Not sure I understand how to avoid this in the future, but I will probably have another chance soon.

What do you get with dig AAAA yourdomain.com in the terminal that also runs ansible?
Is there some AAAA (IPv6) record for that domain, which is not used as you disabled IPv6 on your system?

No, There aren’t any AAAA records.

But even if you do not see them at the registrar does not mean that there are not cached or locally added ones. :thinking: Does the dig command on the workstation that runs ansible list AAAA records for that domain?

no. dig does not list AAAA only A record for the domain.

Follow up: I noticed that on a Trellis web server there are similar errors that occur sporadically:

r3.o.lencr.org could not be resolved (110: Operation timed out) while requesting certificate status, responder: r3.o.lencr.org

I read about nginx having issues with resolving over DNS and resolver directive for fixing this. But does that make sense, also those sporadic errors do not appear to cause issues with renewing the certificate.

1 Like

Follow up:

Thanks @strarsis - this continues to be an issue for me.

I saw the certificate on my production server was over 60 days old and not automatically renewing.
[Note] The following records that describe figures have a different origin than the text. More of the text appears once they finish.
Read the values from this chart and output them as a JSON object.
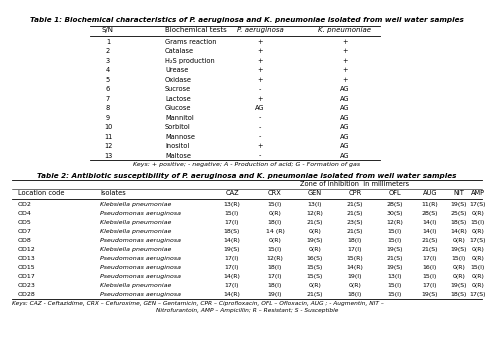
{
  "table1_title": "Table 1: Biochemical characteristics of P. aeruginosa and K. pneumoniae isolated from well water samples",
  "table1_headers": [
    "S/N",
    "Biochemical tests",
    "P. aeruginosa",
    "K. pneumoniae"
  ],
  "table1_rows": [
    [
      "1",
      "Grams reaction",
      "+",
      "+"
    ],
    [
      "2",
      "Catalase",
      "+",
      "+"
    ],
    [
      "3",
      "H₂S production",
      "+",
      "+"
    ],
    [
      "4",
      "Urease",
      "+",
      "+"
    ],
    [
      "5",
      "Oxidase",
      "+",
      "+"
    ],
    [
      "6",
      "Sucrose",
      "-",
      "AG"
    ],
    [
      "7",
      "Lactose",
      "+",
      "AG"
    ],
    [
      "8",
      "Glucose",
      "AG",
      "AG"
    ],
    [
      "9",
      "Mannitol",
      "-",
      "AG"
    ],
    [
      "10",
      "Sorbitol",
      "-",
      "AG"
    ],
    [
      "11",
      "Mannose",
      "-",
      "AG"
    ],
    [
      "12",
      "Inositol",
      "+",
      "AG"
    ],
    [
      "13",
      "Maltose",
      "-",
      "AG"
    ]
  ],
  "table1_keys": "Keys: + positive; - negative; A - Production of acid; G - Formation of gas",
  "table2_title": "Table 2: Antibiotic susceptibility of P. aeruginosa and K. pneumoniae isolated from well water samples",
  "table2_zone_header": "Zone of inhibition  in millimeters",
  "table2_col_headers": [
    "CAZ",
    "CRX",
    "GEN",
    "CPR",
    "OFL",
    "AUG",
    "NIT",
    "AMP"
  ],
  "table2_main_headers": [
    "Location code",
    "Isolates"
  ],
  "table2_rows": [
    [
      "OD2",
      "Klebsiella pneumoniae",
      "13(R)",
      "15(I)",
      "13(I)",
      "21(S)",
      "28(S)",
      "11(R)",
      "19(S)",
      "17(S)"
    ],
    [
      "OD4",
      "Pseudomonas aeruginosa",
      "15(I)",
      "0(R)",
      "12(R)",
      "21(S)",
      "30(S)",
      "28(S)",
      "25(S)",
      "0(R)"
    ],
    [
      "OD5",
      "Klebsiella pneumoniae",
      "17(I)",
      "18(I)",
      "21(S)",
      "23(S)",
      "12(R)",
      "14(I)",
      "18(S)",
      "15(I)"
    ],
    [
      "OD7",
      "Klebsiella pneumoniae",
      "18(S)",
      "14 (R)",
      "0(R)",
      "21(S)",
      "15(I)",
      "14(I)",
      "14(R)",
      "0(R)"
    ],
    [
      "OD8",
      "Pseudomonas aeruginosa",
      "14(R)",
      "0(R)",
      "19(S)",
      "18(I)",
      "15(I)",
      "21(S)",
      "0(R)",
      "17(S)"
    ],
    [
      "OD12",
      "Klebsiella pneumoniae",
      "19(S)",
      "15(I)",
      "0(R)",
      "17(I)",
      "19(S)",
      "21(S)",
      "19(S)",
      "0(R)"
    ],
    [
      "OD13",
      "Pseudomonas aeruginosa",
      "17(I)",
      "12(R)",
      "16(S)",
      "15(R)",
      "21(S)",
      "17(I)",
      "15(I)",
      "0(R)"
    ],
    [
      "OD15",
      "Pseudomonas aeruginosa",
      "17(I)",
      "18(I)",
      "15(S)",
      "14(R)",
      "19(S)",
      "16(I)",
      "0(R)",
      "15(I)"
    ],
    [
      "OD17",
      "Pseudomonas aeruginosa",
      "14(R)",
      "17(I)",
      "15(S)",
      "19(I)",
      "13(I)",
      "15(I)",
      "0(R)",
      "0(R)"
    ],
    [
      "OD23",
      "Klebsiella pneumoniae",
      "17(I)",
      "18(I)",
      "0(R)",
      "0(R)",
      "15(I)",
      "17(I)",
      "19(S)",
      "0(R)"
    ],
    [
      "OD28",
      "Pseudomonas aeruginosa",
      "14(R)",
      "19(I)",
      "21(S)",
      "18(I)",
      "15(I)",
      "19(S)",
      "18(S)",
      "17(S)"
    ]
  ],
  "table2_keys1": "Keys: CAZ - Ceftazidime, CRX – Cefuroxime, GEN – Gentamicin, CPR – Ciprofloxacin, OFL – Ofloxacin, AUG ; - Augmentin, NIT –",
  "table2_keys2": "Nitrofurantoin, AMP – Ampicillin; R – Resistant; S - Susceptible",
  "bg_color": "#ffffff",
  "text_color": "#000000"
}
Saw those same similar errors in /var/log/nginx/error.log: Lots of -
connect() failed (101: Network is unreachable) while resolving, resolver: [2606:4700:4700::1111]:53 (the resolver: is always a IPv6)

or r11.o.lencr.org could not be resolved (110: Operation timed out) while requesting certificate status, responder: r11.o.lencr.org

I tried running the renewal from the server directly with:
cd /var/lib/letsencrypt && ./renew-certs.py && /usr/sbin/service nginx reload

I saw the same pattern of errors… where it would fail on a different url acme challenge each time… in the past I have retried until success.
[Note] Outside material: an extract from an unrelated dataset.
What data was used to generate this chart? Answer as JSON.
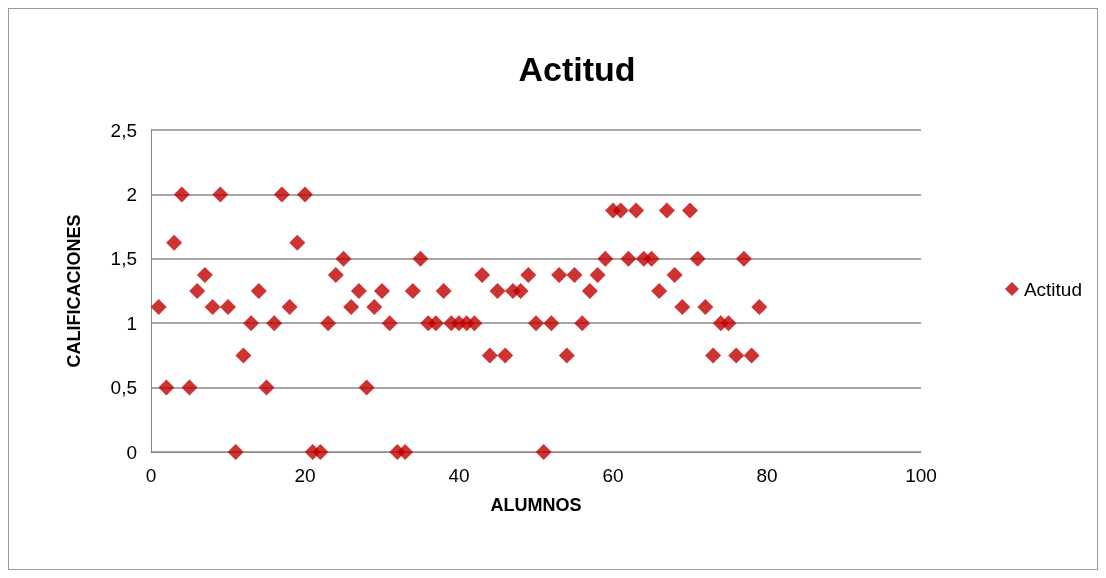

This time I figured I’d try modifying the nginx config for the resolver here: vim /etc/nginx/h5bp/directive-only/ssl-stapling.conf I upped the valid time and resolver timeout & restarted nginx:

resolver
  # (1)
  1.1.1.1 1.0.0.1 [2606:4700:4700::1111] [2606:4700:4700::1001]
  # (2)
  8.8.8.8 8.8.4.4 [2001:4860:4860::8888] [2001:4860:4860::8844]
  # (3)
  # 216.146.35.35 216.146.36.36
  valid=600s;
resolver_timeout 20s;

after 2 or 3 more failed attempts it succeeded! I cannot be sure my change is what helped, so I reset the valid and timeout times & restarted nginx again…

While not entirely conclusive yet, this all seems to point to some kind of persistent timeout problem when attempting to renew. I will keep this open & follow up again in another 60 days or so, lol.

2 Likes

Also wanted to note I learned this is not actually true, the acme challenge tests do originate from the server, not the workstation. I can verify this as I encountered the same errors while running the renew-certs.py file from the server, not my workstation.